Establishing Common Blueprints
Beyond the individual conversion events for individual drives, or the wider opportunities for sharing economy companies, and commercial fleet operators, where are the opportunities around identifying common patterns of vehicle usage at scale? How does the vehicle usage of the LAPD differ from NYPD? What does the average residential vehicle owner in San Diego look like, versus the rental car tourist for San Diego? Using connected vehicle technology like Carvoyant opens up a huge opportunity for better understanding car culture at a macro level, beyond what the auto industry, or maybe Department of Transportation sees. How do we begin having honest conversations about our vehicle usage, and allow drivers to be educated about larger studies, allowing them as a company or individual to opt in, and share data, to participate in larger studies? We have to make sure and consider the bigger opportunities for understanding beyond any single endpoint on the connected car network, and look at entire cities, states, countries, and other meaningful demographics.
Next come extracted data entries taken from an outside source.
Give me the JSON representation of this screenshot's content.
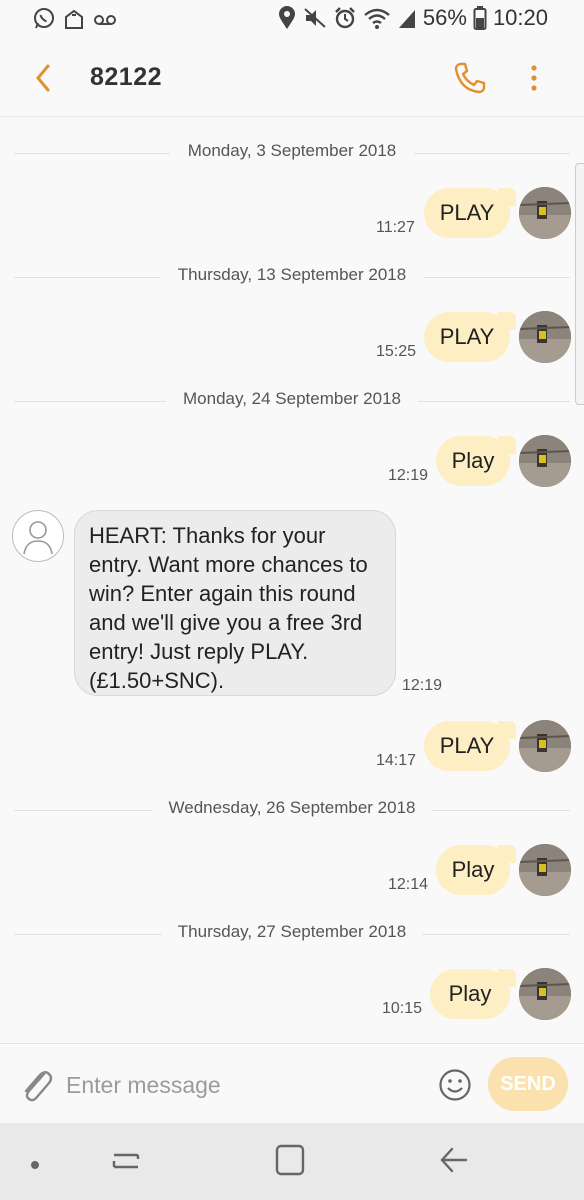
{
  "status_bar": {
    "battery": "56%",
    "time": "10:20",
    "icons": [
      "whatsapp-icon",
      "notification-icon",
      "voicemail-icon",
      "location-icon",
      "mute-icon",
      "alarm-icon",
      "wifi-icon",
      "signal-icon",
      "battery-icon"
    ]
  },
  "header": {
    "title": "82122"
  },
  "thread": {
    "dates": [
      "Monday, 3 September 2018",
      "Thursday, 13 September 2018",
      "Monday, 24 September 2018",
      "Wednesday, 26 September 2018",
      "Thursday, 27 September 2018"
    ],
    "messages": [
      {
        "dir": "out",
        "text": "PLAY",
        "time": "11:27"
      },
      {
        "dir": "out",
        "text": "PLAY",
        "time": "15:25"
      },
      {
        "dir": "out",
        "text": "Play",
        "time": "12:19"
      },
      {
        "dir": "in",
        "text": "HEART: Thanks for your entry. Want more chances to win? Enter again this round and we'll give you a free 3rd entry! Just reply PLAY. (£1.50+SNC).",
        "time": "12:19"
      },
      {
        "dir": "out",
        "text": "PLAY",
        "time": "14:17"
      },
      {
        "dir": "out",
        "text": "Play",
        "time": "12:14"
      },
      {
        "dir": "out",
        "text": "Play",
        "time": "10:15"
      }
    ]
  },
  "composer": {
    "placeholder": "Enter message",
    "send_label": "SEND"
  },
  "colors": {
    "accent": "#e0902e",
    "outgoing_bubble": "#fdefc3",
    "incoming_bubble": "#ececec",
    "send_button": "#fbe1ad"
  }
}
Lots More To Discuss, Something That Needs Transparency
This is just the beginning of these types of discussions. I have a handful of companies, like https://www.carvoyant.com, who have access to huge volumes of extremely valuable user-generated data, who are trying to figure out how to developer useful tech, make money, all while doing it in a healthy way that protects end-users privacy and security. I am not opposed to companies making money off their API platforms, and user generated data, I just insist that APIs always be used to make it more transparent, and technology such as oAuth employed to give end-users more control, and a vote in how their data is collected, stored, shared.
This post is about me working through my last conversation with Bret, and hopefully will result in several more stories here on the blog. I also want to prime the pump for the APIStrat IoT Big Data Workshop at Gluecon in May, and make sure my readers are aware the workshop will be happening, and if you want to join in the conversation. This is just one of many posts you'll see from me discussing the big data exhaust generated from Internet connected devices, but also the potential for transparency and healthier platform operations when APIs and oAuth are employed. These types conversations are only going to become more critical as more of our physical worlds are connected to the Internet.